I usually use numpy that automatically broadcasts in many cases, and got baffled by the behavior of similar code using lists in base python.
Numpy case
aa = np.zeros((10)).astype('U')
aa[0:5] = ''
aa
# array(['', '', '', '', '', '0.0', '0.0', '0.0', '0.0', '0.0'], dtype='<U32')
What I tripped on in base Python
bb = ['0.0']*10
bb[0:5] = ''
bb
# ['0.0', '0.0', '0.0', '0.0', '0.0']
Note: It shortens the list!!
What I should have done
cc = ['0.0']*10
cc[0:5] = ['']*5
cc
# ['', '', '', '', '', '0.0', '0.0', '0.0', '0.0', '0.0']
I get that lists dont broadcast stuff and does things elementwise. Probably good to keep that consistent. But why doesnt bb[0:5] = '' just throw an error?
bb[0:5] = None would have made some sense, but that instead throws me TypeError.

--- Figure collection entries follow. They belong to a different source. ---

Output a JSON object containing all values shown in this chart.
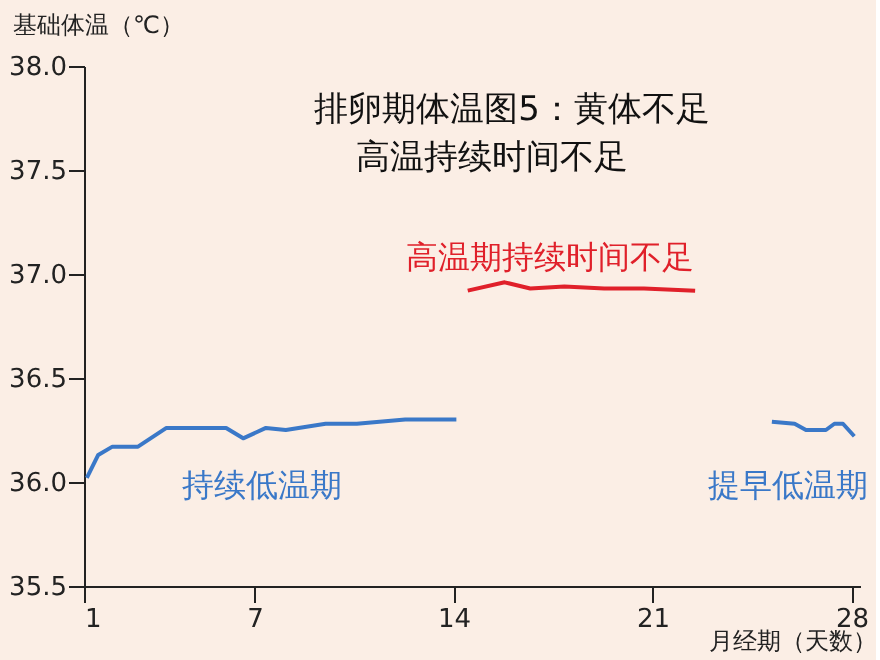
{
  "chart_data": {
    "type": "line",
    "xlabel": "月经期（天数）",
    "ylabel": "基础体温（℃）",
    "annotations": [
      "排卵期体温图5：黄体不足",
      "高温持续时间不足",
      "高温期持续时间不足",
      "持续低温期",
      "提早低温期"
    ],
    "xlim": [
      1,
      28.3
    ],
    "xticks": [
      1,
      7,
      14,
      21,
      28
    ],
    "ylim": [
      35.5,
      38.0
    ],
    "yticks": [
      {
        "value": 35.5,
        "label": "35.5"
      },
      {
        "value": 36.0,
        "label": "36.0"
      },
      {
        "value": 36.5,
        "label": "36.5"
      },
      {
        "value": 37.0,
        "label": "37.0"
      },
      {
        "value": 37.5,
        "label": "37.5"
      },
      {
        "value": 38.0,
        "label": "38.0"
      }
    ],
    "grid": false,
    "marker": "none",
    "line_style": "solid",
    "series": [
      {
        "color": "#3a78c8",
        "x": [
          1.1,
          1.5,
          2.0,
          2.9,
          3.9,
          6.0,
          6.6,
          7.4,
          8.1,
          9.5,
          10.6,
          12.3,
          14.1
        ],
        "values": [
          36.02,
          36.13,
          36.17,
          36.17,
          36.26,
          36.26,
          36.21,
          36.26,
          36.25,
          36.28,
          36.28,
          36.3,
          36.3
        ]
      },
      {
        "color": "#e0202a",
        "x": [
          14.5,
          15.8,
          16.7,
          17.9,
          19.3,
          20.7,
          22.5
        ],
        "values": [
          36.92,
          36.96,
          36.93,
          36.94,
          36.93,
          36.93,
          36.92
        ]
      },
      {
        "color": "#3a78c8",
        "x": [
          25.2,
          26.0,
          26.4,
          27.1,
          27.4,
          27.7,
          28.1
        ],
        "values": [
          36.29,
          36.28,
          36.25,
          36.25,
          36.28,
          36.28,
          36.22
        ]
      }
    ]
  }
}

bb[0:5] = '' described in words becomes something like,
"replace the first half of this list with an empty string". But it doesnt make sense to replace part of a list with a string. They are different types.
type('') returns <class 'str'>.
Could someone enlighten me on why things are implemented like this? Has to be a good reason that I dont understand.